Asia-Pacific progressing in education, but still “unfinished business”, UNESCO’s Education chief says
Since the Education for All (EFA) goals were established in 2000, the Asia-Pacific region has made tremendous strides in education, but while it's important to recognize successes, UNESCO Assistant Director-General for Education, Qian Tang, says there is no time for complacency, with much "unfinished business" to tend to.
Mr Tang recently attended the recent Asia-Pacific Regional Education Conference (APREC) held in Bangkok in August, where high-level officials from throughout the region gathered to share EFA experiences as well as agree on priority areas post-2015.
Speaking on the sidelines of APREC, Mr Tang offered his views on the importance of the conference and the need to address disparities between and within countries, while dealing with economic constraints.
What is your assessment of the progress made towards EFA goals in Asia-Pacific?
People have said over the past 10 years or so that Asia is the engine of development for the world. It's similar with education. Education development in Asia-Pacific is in a leading position if you compare it with global development. Traditionally, Asian cultures have made education a priority for family and for society. They have a good tradition, but in the last 15 years, more and more countries, particularly Least Developed Countries have started catching up.
From 1999 to 2011, significant progress has been made toward all six EFA goals in the Asia-Pacific region, particularly in universal primary education and gender parity. In the next 15 years, I would like to see the Asia-Pacific region maintain this position to try and lead further development in education, particularly in terms of promoting equity and equality.
Equity and equality – could you discuss those goals in the Asia-Pacific regional context?
I think the biggest challenge is balanced development between countries and also within countries. In this region you have the most developed countries and the least developed. In regional cooperation efforts, developed countries can help the region.
There are also challenges within countries. Shanghai, for example, is more developed than other parts of China. This is also a challenge for national policy-makers – to address the gaps and achieve a balance between different regions.
When you were appointed to the ADG post in 2010, you spoke of how the vision of EFA goals was narrowed to the Millennium Development Goals (MDGs) of universal primary education and gender equality. What were the challenges posed by this narrower focus in advancing the education development agenda globally?
In the last few years since I've been the ADG, I've met close to 100 ministers of education. When I met Latin American education ministers, they told me ‘Your MDG [universal primary education] has nothing to do with us because primary education is no longer a challenge for us. It was universalized a long time ago.’ They said, ‘The next time you set up a global goal think about us, think about the relevance to middle-income countries and even OECD countries.’

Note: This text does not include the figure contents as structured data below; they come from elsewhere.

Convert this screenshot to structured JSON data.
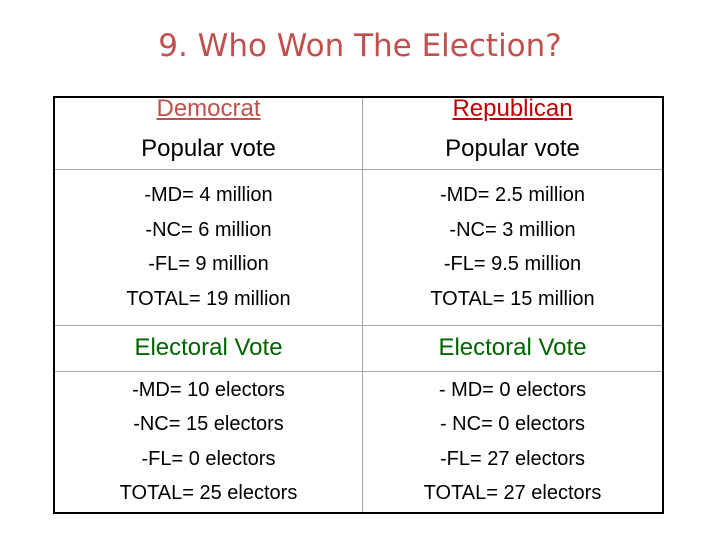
{
  "title": "9. Who Won The Election?",
  "democrat": {
    "party": "Democrat",
    "popular_label": "Popular vote",
    "popular_lines": [
      "-MD= 4 million",
      "-NC= 6 million",
      "-FL= 9 million",
      "TOTAL= 19 million"
    ],
    "electoral_label": "Electoral Vote",
    "electoral_lines": [
      "-MD= 10 electors",
      "-NC= 15 electors",
      "-FL= 0 electors",
      "TOTAL= 25 electors"
    ]
  },
  "republican": {
    "party": "Republican",
    "popular_label": "Popular vote",
    "popular_lines": [
      "-MD= 2.5 million",
      "-NC= 3 million",
      "-FL= 9.5 million",
      "TOTAL= 15 million"
    ],
    "electoral_label": "Electoral Vote",
    "electoral_lines": [
      "- MD= 0 electors",
      "- NC= 0 electors",
      "-FL= 27 electors",
      "TOTAL= 27 electors"
    ]
  },
  "colors": {
    "title": "#c0504d",
    "democrat_header": "#c0504d",
    "republican_header": "#c00000",
    "electoral_label": "#006400"
  }
}
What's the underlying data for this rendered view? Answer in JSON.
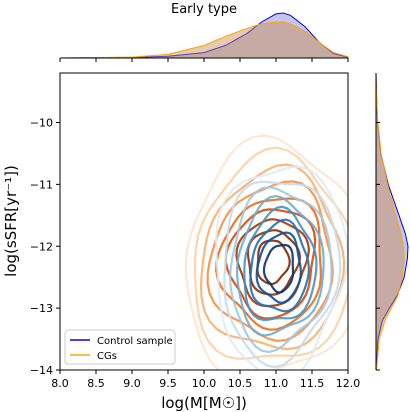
{
  "chart_data": [
    {
      "panel": "joint",
      "type": "contour",
      "title": "Early type",
      "xlabel": "log(M[M☉])",
      "ylabel": "log(sSFR[yr⁻¹])",
      "xlim": [
        8.0,
        12.0
      ],
      "ylim": [
        -14,
        -9.2
      ],
      "xticks": [
        "8.0",
        "8.5",
        "9.0",
        "9.5",
        "10.0",
        "10.5",
        "11.0",
        "11.5",
        "12.0"
      ],
      "yticks": [
        "−10",
        "−11",
        "−12",
        "−13",
        "−14"
      ],
      "legend_position": "lower-left",
      "grid": false,
      "series": [
        {
          "name": "Control sample",
          "color": "#0000ff",
          "contour_colormap": "blues",
          "center": {
            "x": 11.05,
            "y": -12.35
          },
          "levels": [
            {
              "rx": 0.2,
              "ry": 0.38
            },
            {
              "rx": 0.3,
              "ry": 0.55
            },
            {
              "rx": 0.4,
              "ry": 0.72
            },
            {
              "rx": 0.5,
              "ry": 0.9
            },
            {
              "rx": 0.6,
              "ry": 1.08
            },
            {
              "rx": 0.7,
              "ry": 1.28
            },
            {
              "rx": 0.8,
              "ry": 1.48
            },
            {
              "rx": 0.9,
              "ry": 1.7
            }
          ]
        },
        {
          "name": "CGs",
          "color": "#ffa500",
          "contour_colormap": "oranges",
          "center": {
            "x": 10.95,
            "y": -12.25
          },
          "levels": [
            {
              "rx": 0.22,
              "ry": 0.35
            },
            {
              "rx": 0.35,
              "ry": 0.52
            },
            {
              "rx": 0.48,
              "ry": 0.7
            },
            {
              "rx": 0.6,
              "ry": 0.88
            },
            {
              "rx": 0.72,
              "ry": 1.05
            },
            {
              "rx": 0.85,
              "ry": 1.25
            },
            {
              "rx": 0.98,
              "ry": 1.45
            },
            {
              "rx": 1.1,
              "ry": 1.68
            },
            {
              "rx": 1.22,
              "ry": 1.9
            }
          ]
        }
      ]
    },
    {
      "panel": "top-marginal",
      "type": "area",
      "x": [
        8.0,
        9.0,
        9.5,
        10.0,
        10.3,
        10.6,
        10.8,
        11.0,
        11.1,
        11.2,
        11.4,
        11.6,
        11.8,
        12.0
      ],
      "series": [
        {
          "name": "Control sample",
          "values": [
            0.0,
            0.01,
            0.04,
            0.12,
            0.28,
            0.55,
            0.8,
            0.98,
            1.0,
            0.95,
            0.7,
            0.35,
            0.1,
            0.02
          ]
        },
        {
          "name": "CGs",
          "values": [
            0.0,
            0.02,
            0.08,
            0.28,
            0.48,
            0.66,
            0.76,
            0.8,
            0.8,
            0.76,
            0.6,
            0.35,
            0.12,
            0.03
          ]
        }
      ]
    },
    {
      "panel": "right-marginal",
      "type": "area",
      "y": [
        -14.0,
        -13.5,
        -13.2,
        -13.0,
        -12.8,
        -12.5,
        -12.2,
        -12.0,
        -11.8,
        -11.5,
        -11.0,
        -10.5,
        -10.0,
        -9.6,
        -9.2
      ],
      "series": [
        {
          "name": "Control sample",
          "values": [
            0.01,
            0.06,
            0.2,
            0.42,
            0.66,
            0.88,
            0.98,
            1.0,
            0.92,
            0.72,
            0.38,
            0.15,
            0.05,
            0.02,
            0.0
          ]
        },
        {
          "name": "CGs",
          "values": [
            0.02,
            0.1,
            0.28,
            0.48,
            0.68,
            0.82,
            0.88,
            0.86,
            0.78,
            0.62,
            0.36,
            0.16,
            0.06,
            0.02,
            0.0
          ]
        }
      ]
    }
  ]
}
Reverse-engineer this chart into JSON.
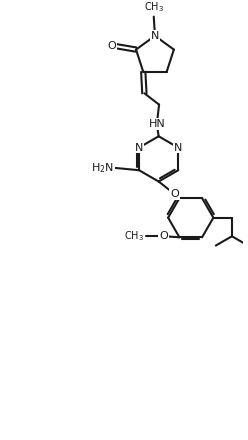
{
  "bg": "#ffffff",
  "lc": "#1a1a1a",
  "lw": 1.5,
  "fs": 8.0,
  "figsize": [
    2.48,
    4.4
  ],
  "dpi": 100,
  "xlim": [
    0.0,
    1.0
  ],
  "ylim": [
    0.0,
    1.77
  ]
}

Similarly, when I spoke to the Secretary of Education of the United States a couple of years ago, he said 'I have a big challenge' – with functional literacy, and equity, even in the United States. We should have an agenda that is universally relevant. That is why we are promoting a holistic approach; we're talking about a lifelong learning process, we're talking about access, equity, quality and lifelong learning – something that's relevant for everyone.
I don't think any country in this world can claim to have reached that goal. That is a very high, but achievable, goal, relevant for everybody, and of course different countries have different capacities.
How have the recent organizational financial challenges affected UNESCO's work in education?
In the last few years, our budget was reduced by 30-40%. But at the same time we have had a surge in additional resources. Most of these financial resources are targeted at the country level by donors. We convinced a lot of donors, countries and members of the private sector that UNESCO is a trusted partner, so we can implement programmes. For example, we have partnered with the Government of Pakistan on the implementation of the Malala Fund for Girls' Education.
[The financial challenges] made us make a greater effort to mobilize extra funds. In the education sector, I'm not worried about the lack of resources; I'm worried about the lack of staff to implement. We have funding coming, but we don't have enough staff. We are a victim of our own success.